Since 2026, Microsoft has become the worst-performing stock among the “Big Seven” U.S. stocks. Since reaching a record closing high of $539.82 on October 28 last year, its stock price has fallen a total of 28%, with a 19.4% decline just this year.

This sharp decline has brought Microsoft’s stock price close to a key technical indicator—the 200-week moving average.

Many technical analysts have recently noticed that Microsoft’s Tuesday closing price was only about 3.5% above its 200-week moving average of $375.80. To put this in perspective, the last time Microsoft closed below its 200-week moving average was back in January 2013.

The 200-week moving average roughly reflects the average stock price over the past four years. While it’s not uncommon for stock prices to dip below short-term technical indicators (like daily moving averages) during negative news cycles, the 200-week moving average often reveals longer-term trend directions.

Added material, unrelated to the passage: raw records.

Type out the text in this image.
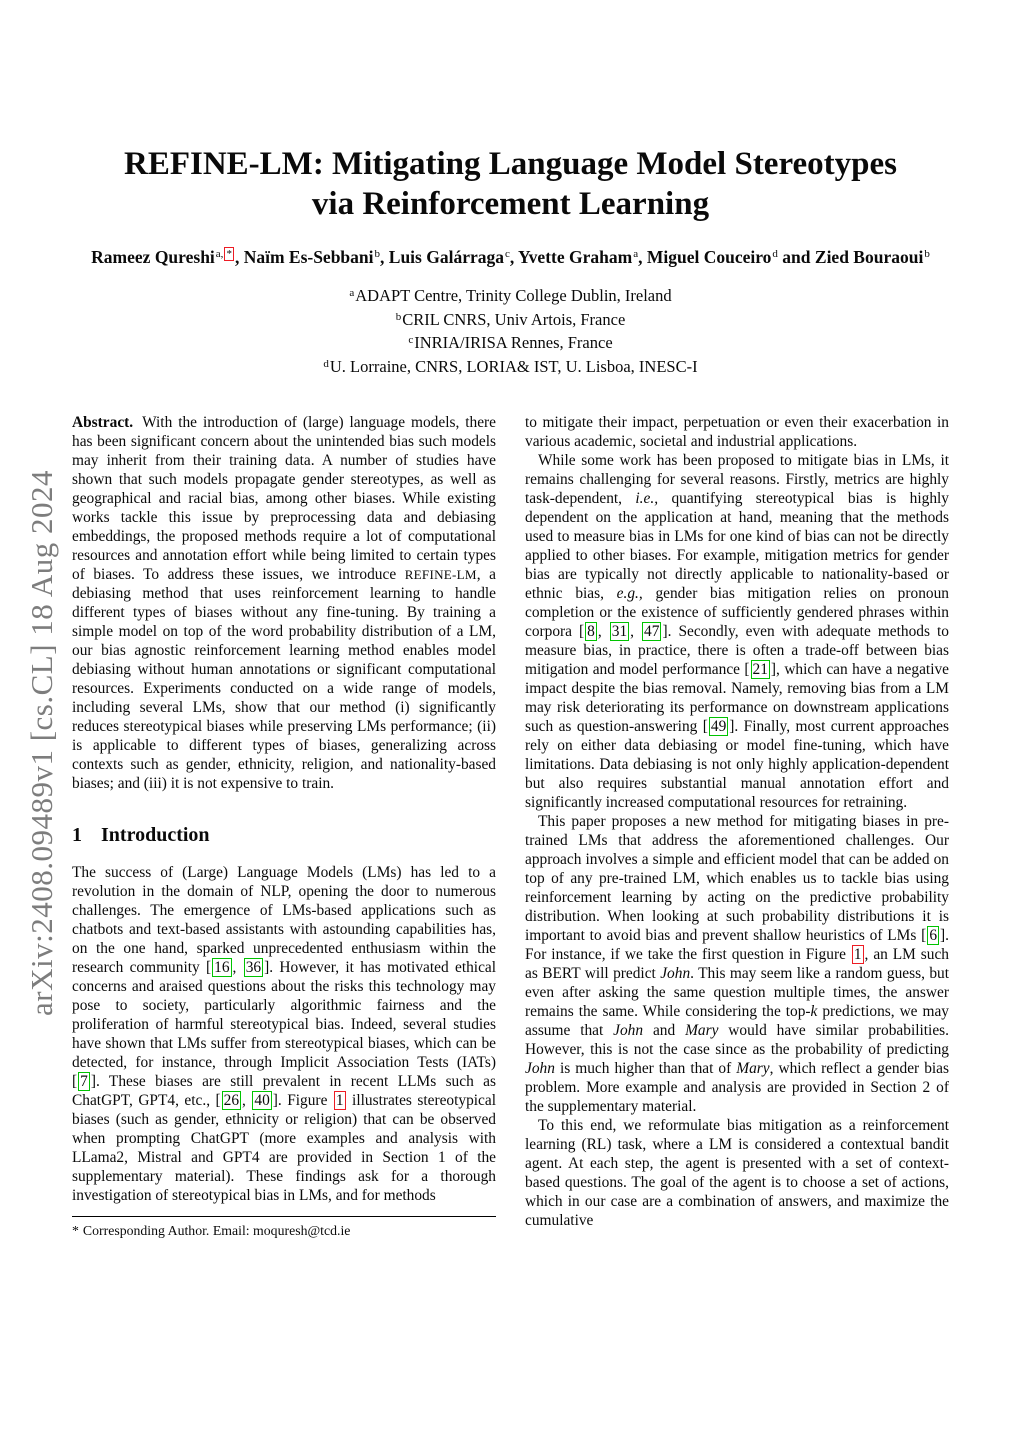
arXiv:2408.09489v1 [cs.CL] 18 Aug 2024
REFINE-LM: Mitigating Language Model Stereotypes
via Reinforcement Learning
Rameez Qureshi$^{a,}$ * , Naïm Es-Sebbani$^b$, Luis Galárraga$^c$, Yvette Graham$^a$, Miguel Couceiro$^d$ and Zied Bouraoui$^b$
$^a$ADAPT Centre, Trinity College Dublin, Ireland
$^b$CRIL CNRS, Univ Artois, France
$^c$INRIA/IRISA Rennes, France
$^d$U. Lorraine, CNRS, LORIA& IST, U. Lisboa, INESC-I

Abstract. With the introduction of (large) language models, there has been significant concern about the unintended bias such models may inherit from their training data. A number of studies have shown that such models propagate gender stereotypes, as well as geographical and racial bias, among other biases. While existing works tackle this issue by preprocessing data and debiasing embeddings, the proposed methods require a lot of computational resources and annotation effort while being limited to certain types of biases. To address these issues, we introduce REFINE-LM, a debiasing method that uses reinforcement learning to handle different types of biases without any fine-tuning. By training a simple model on top of the word probability distribution of a LM, our bias agnostic reinforcement learning method enables model debiasing without human annotations or significant computational resources. Experiments conducted on a wide range of models, including several LMs, show that our method (i) significantly reduces stereotypical biases while preserving LMs performance; (ii) is applicable to different types of biases, generalizing across contexts such as gender, ethnicity, religion, and nationality-based biases; and (iii) it is not expensive to train.

1 Introduction

The success of (Large) Language Models (LMs) has led to a revolution in the domain of NLP, opening the door to numerous challenges. The emergence of LMs-based applications such as chatbots and text-based assistants with astounding capabilities has, on the one hand, sparked unprecedented enthusiasm within the research community [ 16 , 36 ]. However, it has motivated ethical concerns and araised questions about the risks this technology may pose to society, particularly algorithmic fairness and the proliferation of harmful stereotypical bias. Indeed, several studies have shown that LMs suffer from stereotypical biases, which can be detected, for instance, through Implicit Association Tests (IATs) [ 7 ]. These biases are still prevalent in recent LLMs such as ChatGPT, GPT4, etc., [ 26 , 40 ]. Figure 1 illustrates stereotypical biases (such as gender, ethnicity or religion) that can be observed when prompting ChatGPT (more examples and analysis with LLama2, Mistral and GPT4 are provided in Section 1 of the supplementary material). These findings ask for a thorough investigation of stereotypical bias in LMs, and for methods

* Corresponding Author. Email: moquresh@tcd.ie

to mitigate their impact, perpetuation or even their exacerbation in various academic, societal and industrial applications.

While some work has been proposed to mitigate bias in LMs, it remains challenging for several reasons. Firstly, metrics are highly task-dependent, i.e., quantifying stereotypical bias is highly dependent on the application at hand, meaning that the methods used to measure bias in LMs for one kind of bias can not be directly applied to other biases. For example, mitigation metrics for gender bias are typically not directly applicable to nationality-based or ethnic bias, e.g., gender bias mitigation relies on pronoun completion or the existence of sufficiently gendered phrases within corpora [ 8 , 31 , 47 ]. Secondly, even with adequate methods to measure bias, in practice, there is often a trade-off between bias mitigation and model performance [ 21 ], which can have a negative impact despite the bias removal. Namely, removing bias from a LM may risk deteriorating its performance on downstream applications such as question-answering [ 49 ]. Finally, most current approaches rely on either data debiasing or model fine-tuning, which have limitations. Data debiasing is not only highly application-dependent but also requires substantial manual annotation effort and significantly increased computational resources for retraining.

This paper proposes a new method for mitigating biases in pre-trained LMs that address the aforementioned challenges. Our approach involves a simple and efficient model that can be added on top of any pre-trained LM, which enables us to tackle bias using reinforcement learning by acting on the predictive probability distribution. When looking at such probability distributions it is important to avoid bias and prevent shallow heuristics of LMs [ 6 ]. For instance, if we take the first question in Figure 1 , an LM such as BERT will predict John. This may seem like a random guess, but even after asking the same question multiple times, the answer remains the same. While considering the top-k predictions, we may assume that John and Mary would have similar probabilities. However, this is not the case since as the probability of predicting John is much higher than that of Mary, which reflect a gender bias problem. More example and analysis are provided in Section 2 of the supplementary material.

To this end, we reformulate bias mitigation as a reinforcement learning (RL) task, where a LM is considered a contextual bandit agent. At each step, the agent is presented with a set of context-based questions. The goal of the agent is to choose a set of actions, which in our case are a combination of answers, and maximize the cumulative
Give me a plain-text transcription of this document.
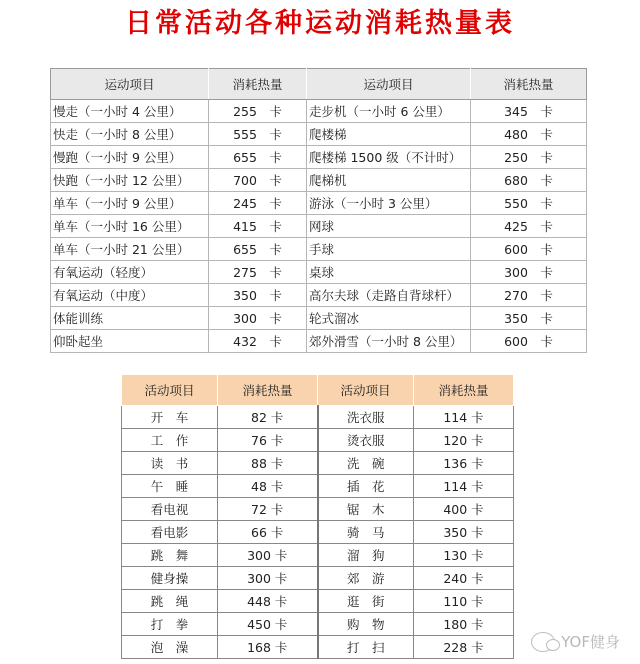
日常活动各种运动消耗热量表
运动项目	消耗热量	运动项目	消耗热量
慢走（一小时 4 公里）	255　卡	走步机（一小时 6 公里）	345　卡
快走（一小时 8 公里）	555　卡	爬楼梯	480　卡
慢跑（一小时 9 公里）	655　卡	爬楼梯 1500 级（不计时）	250　卡
快跑（一小时 12 公里）	700　卡	爬梯机	680　卡
单车（一小时 9 公里）	245　卡	游泳（一小时 3 公里）	550　卡
单车（一小时 16 公里）	415　卡	网球	425　卡
单车（一小时 21 公里）	655　卡	手球	600　卡
有氧运动（轻度）	275　卡	桌球	300　卡
有氧运动（中度）	350　卡	高尔夫球（走路自背球杆）	270　卡
体能训练	300　卡	轮式溜冰	350　卡
仰卧起坐	432　卡	郊外滑雪（一小时 8 公里）	600　卡
活动项目	消耗热量	活动项目	消耗热量
开　车	82 卡	洗衣服	114 卡
工　作	76 卡	烫衣服	120 卡
读　书	88 卡	洗　碗	136 卡
午　睡	48 卡	插　花	114 卡
看电视	72 卡	锯　木	400 卡
看电影	66 卡	骑　马	350 卡
跳　舞	300 卡	溜　狗	130 卡
健身操	300 卡	郊　游	240 卡
跳　绳	448 卡	逛　街	110 卡
打　拳	450 卡	购　物	180 卡
泡　澡	168 卡	打　扫	228 卡	YOF健身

An upward-sloping 200-week moving average typically indicates a long-term bull market, while a downward-sloping one suggests the stock may enter a prolonged downtrend. Since January 2012, Microsoft’s 200-week moving average has never experienced consecutive weeks of decline.

Currently, Microsoft’s stock price is approaching this critical crossroads. For many technical analysts, the future trend will depend on this—generally, for companies with a solid long-term growth narrative facing only temporary setbacks, the 200-week moving average has historically served as a support level for rebounds.

According to data from Dow Jones Market, historically, when Microsoft’s closing price is within 3% of its 200-week moving average, the stock often experiences a significant rebound.

The most recent instance was in January 2023, when within four weeks, Microsoft’s stock rose by 14.9%. Looking further back, in November 2022, Microsoft’s stock also closed within 3% of the 200-week moving average, and within four weeks, it gained a total of 15.2%.

Can Microsoft “stop the bleeding”?

Compared to other tech stocks, recent sell-offs have caused Microsoft’s market cap to fall below that of Google’s parent company Alphabet, reversing a decade-long ranking. Over the past few weeks, Microsoft’s forward P/E ratio even dipped below IBM’s.

Historically, many investors have been willing to pay a premium for Microsoft stock, but recent reliance on software business and sluggish cloud growth have raised doubts among investors about its aggressive AI spending. Currently, Microsoft’s forward P/E ratio is about 21.4x, compared to Alphabet’s 26.5x.

However, some market observers believe that the pessimism surrounding Microsoft may have gotten ahead of itself.

Matt Stucky, Chief Investment Officer of Northwestern Mutual’s stock portfolio, said that concerns about AI redefining software business have increased, leading to higher short-term volatility in Microsoft’s stock. Microsoft Azure’s 39% growth in the fourth quarter lagged behind Google Cloud’s 48%, and investors are unhappy with Microsoft’s decision to allocate more computing resources to internal projects.

But Stucky pointed out that, from a longer-term perspective, investing computing resources into internal projects to retain existing customers might be more strategically valuable than reselling available computing power through Azure cloud services.

“I think, in this volatile environment, you have to stay open-minded. Companies will make strategic decisions on how to utilize their available computing capacity, especially in this current shortage,” Stucky said. “Public sentiment can shift quickly.”